Rush Limbaugh has often noted that the Democrat Party, which has voted to force President Bush to abandon the Iraqi field of battle before democracy has fully taken hold in the country, is "invested in America's defeat." It's true that the foul words emanating from the mouths of Harry Reid and Nancy Pelosi confirm the accuracy of Limbaugh's assertion. However, one has to consider a rather troubling notion: that the American people are also invested in America's defeat.
After all, it was the American electorate that voted to put the Democrats in charge of the House and Senate, knowing full well that the party believed victory in Iraq is impossible. Pelosi, Reid, Jack Murtha, John Kerry and the other members of the Democrat cult of personality made no secret of their desire to sabotage our troops before they could complete the mission--yet the voters entrusted power to that party anyway.

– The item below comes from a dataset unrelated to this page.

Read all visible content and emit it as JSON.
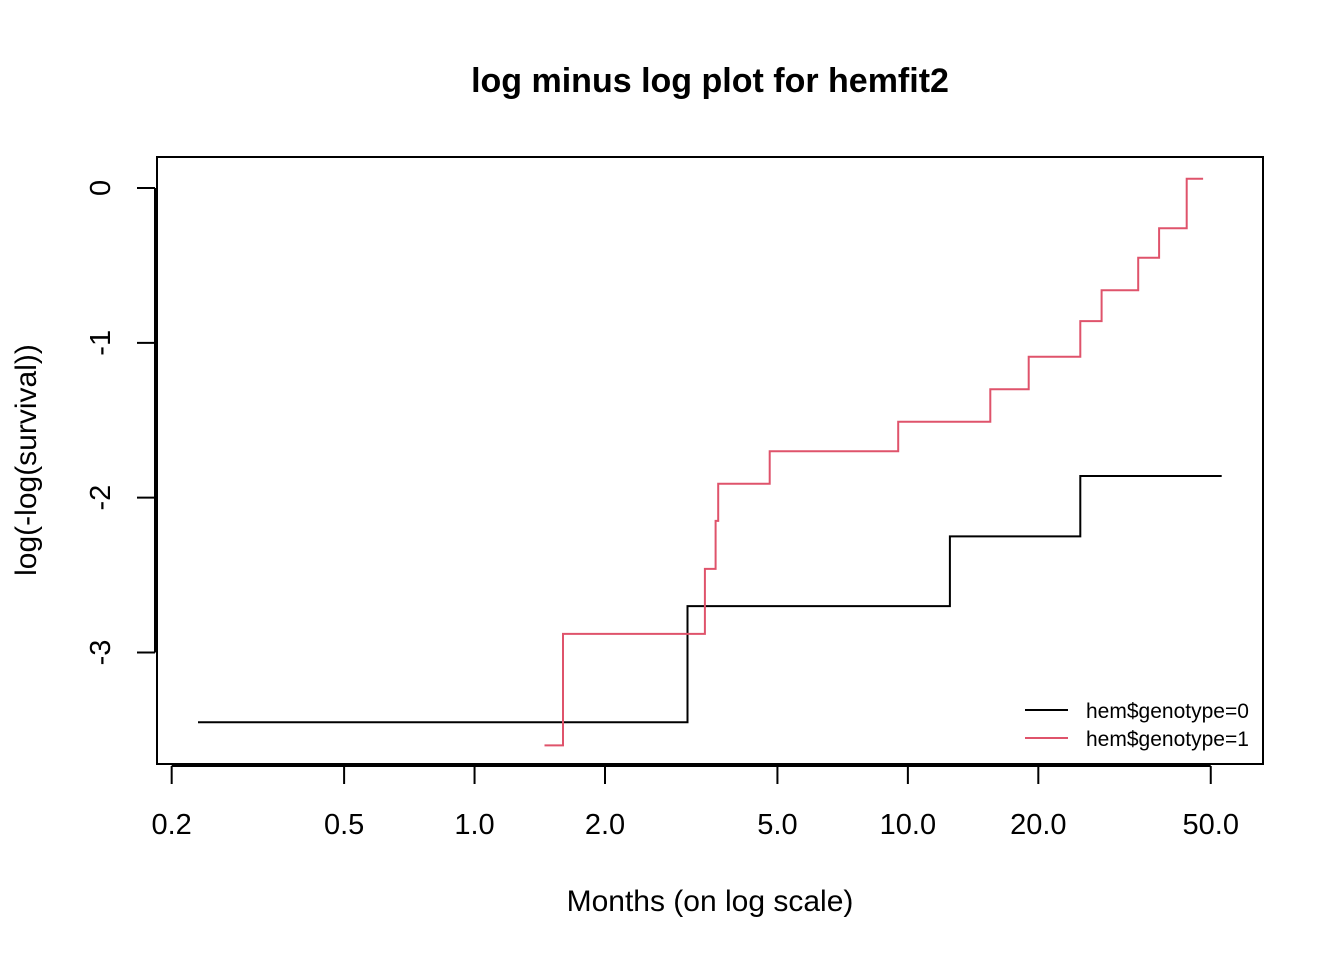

It's easy to point out that the Democrat Party has lost its will to fight (if they ever had the will in the first place, which is debatable). It's much harder to confront the grim question of whether the American people have also lost their will to fight.
Election results matter. They say things about where the country is headed, what the country believes. In 1980 and 1984, the voters embraced Ronald Reagan's conservative principles and boundless optimism. In 1994, the voters declared that Bill Clinton had chosen the wrong path during his first two years in office, and that the GOP had to check his worst impulses. In 2000, the voters decided that Clinton had brought excessive shame upon the Oval Office, and that giving Clinton a third term via his Vice President would send the country down a perilous path.
The 2006 midterm elections were also a profound statement--a profoundly depressing one. You can't dismiss the '06 election results as the mere consequence of American frustration with the GOP. For all its faults, the Republican Party was, and is, the only major party with a serious perspective on the threat of Islamofascism. On what logical grounds could the American people dismiss that party from the seat of Congressional power, just five short years after 9/11?
There is a fear that should haunt all conservatives--a fear that the American people, by virtue of last year's election results, have decided that they're simply not willing to bear the burdens and pay the high costs of freedom. A fear that the electorate prefers comfort to courage. A fear that the country has, at long last, reached the tipping point--the point where demagoguery is considered decency, where failure is considered fruitful, where surrender is considered superior.
Since 9/11, conservatives have made it clear to the American people that we are in a critical contest with our very future as the championship. President Bush and other prominent members of the Republican Party have specified that if we do not win this battle in the War on Terror, our children and grandchildren will face a threat far greater than what we face today. The right has explained the rules of engagement to the point of exhaustion--and yet, it seems that the American people have decided to cover their ears rather than hear the truth.
These are grim times. The party of defeat seems to be the party with momentum. The country has seemingly reverted to a 9/10 mentality, when we need a 9/12 mentality now more than ever. The stakes are simply too high for morale to be this low.